Quelques membres de La Horde lors d'une des représentations de Siri. Crédit photo : Mathieu Gauvin.
La deuxième moitié de la saison du Centre du théâtre d’aujourd’hui (CTD’A) bat son plein et, avec elle, le projet La Horde. Quinze jeunes adultes ont été réunis en septembre dernier pour assister aux dix représentations de l’année théâtrale et réfléchir au discours générationnel qui y est mis en scène.
« J’ai voulu participer, car ça me permettait d’avoir une voix parmi tant d’autres et de me faire entendre sur ma vision de notre génération. »
Justice Rutikara, étudiant au baccalauréat en études internationales et membre de La Horde.

Les membres de La Horde se rencontrent de manière informelle avant ou après les spectacles, échangent avec les auteurs, se livrent à des exercices d’écriture et participent à la constitution d’une pensée. « Il y a vraiment le portrait d’une microsociété et c’est tout ce qu’on est de toute façon, croit le coordonnateur de l’action sociale du CTD’A, Xavier Inchauspé. On ne peut pas la réduire à une idée, cette génération-là. La première chose qu’on leur a dit quand on les a rencontrés, c’est “La Horde, ce sera ce que vous en ferez aussi”. » Pour M. Inchauspé, le projet se veut collectif et égalitaire. Quinze jeunes ont été retenus sur deux cents candidatures, en fonction de leur originalité et de leur personnalité.

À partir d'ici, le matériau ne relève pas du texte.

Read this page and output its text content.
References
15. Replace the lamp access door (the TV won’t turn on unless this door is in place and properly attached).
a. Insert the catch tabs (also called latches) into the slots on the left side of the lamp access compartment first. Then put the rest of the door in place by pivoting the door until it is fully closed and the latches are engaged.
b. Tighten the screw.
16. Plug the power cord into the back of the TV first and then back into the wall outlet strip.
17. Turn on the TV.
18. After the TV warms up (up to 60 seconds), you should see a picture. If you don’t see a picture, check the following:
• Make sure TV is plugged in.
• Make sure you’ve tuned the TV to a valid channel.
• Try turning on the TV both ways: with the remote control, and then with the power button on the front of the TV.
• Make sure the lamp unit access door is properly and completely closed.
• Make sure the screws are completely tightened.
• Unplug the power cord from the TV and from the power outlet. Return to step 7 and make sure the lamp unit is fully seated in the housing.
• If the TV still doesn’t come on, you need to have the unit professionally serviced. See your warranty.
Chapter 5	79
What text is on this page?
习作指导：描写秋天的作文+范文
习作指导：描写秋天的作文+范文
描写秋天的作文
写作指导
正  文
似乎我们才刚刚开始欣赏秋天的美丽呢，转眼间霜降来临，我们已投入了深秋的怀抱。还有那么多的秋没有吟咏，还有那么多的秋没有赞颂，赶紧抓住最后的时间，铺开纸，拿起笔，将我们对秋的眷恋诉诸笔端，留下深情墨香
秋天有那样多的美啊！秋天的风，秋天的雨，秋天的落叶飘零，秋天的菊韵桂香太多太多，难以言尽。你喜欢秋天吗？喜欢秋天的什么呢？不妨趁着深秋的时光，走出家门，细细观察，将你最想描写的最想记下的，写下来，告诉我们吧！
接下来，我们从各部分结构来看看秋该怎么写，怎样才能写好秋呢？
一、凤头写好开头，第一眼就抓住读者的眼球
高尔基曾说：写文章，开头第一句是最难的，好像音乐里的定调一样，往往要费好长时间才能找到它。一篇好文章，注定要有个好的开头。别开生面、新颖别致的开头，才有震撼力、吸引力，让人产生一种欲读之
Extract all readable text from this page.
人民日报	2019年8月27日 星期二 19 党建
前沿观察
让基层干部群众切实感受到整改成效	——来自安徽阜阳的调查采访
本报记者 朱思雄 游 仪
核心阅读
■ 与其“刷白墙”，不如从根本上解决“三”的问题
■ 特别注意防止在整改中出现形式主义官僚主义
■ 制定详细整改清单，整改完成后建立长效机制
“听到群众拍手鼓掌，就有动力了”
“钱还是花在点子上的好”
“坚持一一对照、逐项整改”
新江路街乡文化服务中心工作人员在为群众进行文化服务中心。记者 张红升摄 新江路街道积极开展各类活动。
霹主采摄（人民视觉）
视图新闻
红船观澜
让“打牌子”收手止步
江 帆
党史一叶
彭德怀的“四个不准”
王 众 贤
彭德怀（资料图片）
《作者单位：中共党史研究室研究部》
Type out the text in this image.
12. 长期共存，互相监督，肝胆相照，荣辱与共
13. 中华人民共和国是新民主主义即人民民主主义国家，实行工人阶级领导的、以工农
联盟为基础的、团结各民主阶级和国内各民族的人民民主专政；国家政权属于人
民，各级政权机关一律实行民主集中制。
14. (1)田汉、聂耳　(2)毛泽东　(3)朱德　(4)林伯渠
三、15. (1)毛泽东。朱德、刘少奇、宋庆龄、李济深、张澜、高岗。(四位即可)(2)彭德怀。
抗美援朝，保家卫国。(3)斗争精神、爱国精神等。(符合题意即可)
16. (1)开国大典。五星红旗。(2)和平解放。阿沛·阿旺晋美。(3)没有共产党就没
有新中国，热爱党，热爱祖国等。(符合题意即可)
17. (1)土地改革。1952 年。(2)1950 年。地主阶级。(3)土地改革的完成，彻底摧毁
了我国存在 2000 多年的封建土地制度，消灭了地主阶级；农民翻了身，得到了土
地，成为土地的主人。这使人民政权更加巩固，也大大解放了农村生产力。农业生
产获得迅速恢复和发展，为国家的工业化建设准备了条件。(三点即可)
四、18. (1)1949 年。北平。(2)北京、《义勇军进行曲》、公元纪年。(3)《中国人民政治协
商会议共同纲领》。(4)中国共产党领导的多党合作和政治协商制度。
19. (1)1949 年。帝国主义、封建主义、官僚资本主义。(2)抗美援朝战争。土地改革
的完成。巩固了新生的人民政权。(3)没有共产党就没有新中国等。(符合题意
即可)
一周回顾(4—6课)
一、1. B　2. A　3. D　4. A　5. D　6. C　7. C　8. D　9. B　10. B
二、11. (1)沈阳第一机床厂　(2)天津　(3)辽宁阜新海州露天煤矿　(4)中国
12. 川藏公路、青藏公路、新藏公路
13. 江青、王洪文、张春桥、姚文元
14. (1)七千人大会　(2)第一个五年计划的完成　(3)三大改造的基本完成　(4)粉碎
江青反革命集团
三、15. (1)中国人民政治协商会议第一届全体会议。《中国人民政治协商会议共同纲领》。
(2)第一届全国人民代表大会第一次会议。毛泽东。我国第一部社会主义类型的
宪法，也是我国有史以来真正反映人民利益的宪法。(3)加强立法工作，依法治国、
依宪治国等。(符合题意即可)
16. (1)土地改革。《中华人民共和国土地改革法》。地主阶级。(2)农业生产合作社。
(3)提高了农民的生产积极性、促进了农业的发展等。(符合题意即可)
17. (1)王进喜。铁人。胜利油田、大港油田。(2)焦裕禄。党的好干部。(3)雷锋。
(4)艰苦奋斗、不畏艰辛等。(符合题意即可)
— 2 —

« Quand j’ai fait la saison 2016-2017, j’ai rassemblé en majorité des écritures de jeunes auteurs qui faisaient des portraits que je trouvais assez troublants de la jeunesse ou des relations intergénérationnelles, dévoile le directeur artistique du CTD’A, Sylvain Bélanger. Les constats étaient souvent des autocritiques. Ça donnait un tableau d’une jeunesse assez sombre, assez en colère par rapport aux générations précédentes. » La Horde est née dans ce désir de constituer un groupe susceptible de confronter, par le biais de la parole, la réalité présentée dans les pièces. « Je voulais discuter du fossé qu’il y a entre ma perception de la jeunesse et ce qui est dans les écritures de la saison, ajoute M. Bélanger. Pour voir si la vérité n’est pas plutôt dans les nuances de gris que juste dans le blanc ou noir. » Issus de parcours totalement différents, les jeunes apportent une ouverture, une fraîcheur et une honnêteté intellectuelle selon lui.

Dialogue de générations

Que tout le monde s’exprime de façon égale, c’est le souhait des créateurs du projet. Cela rejoint les motivations des participants comme l’étudiant au baccalauréat en études internationales et membre de La Horde Justice Rutikara. « J’ai voulu participer, car ça me permettait d’avoir une voix parmi tant d’autres et de me faire entendre sur ma vision de notre génération, exprime-t-il. Il est très rare qu’on nous donne la possibilité de le faire. »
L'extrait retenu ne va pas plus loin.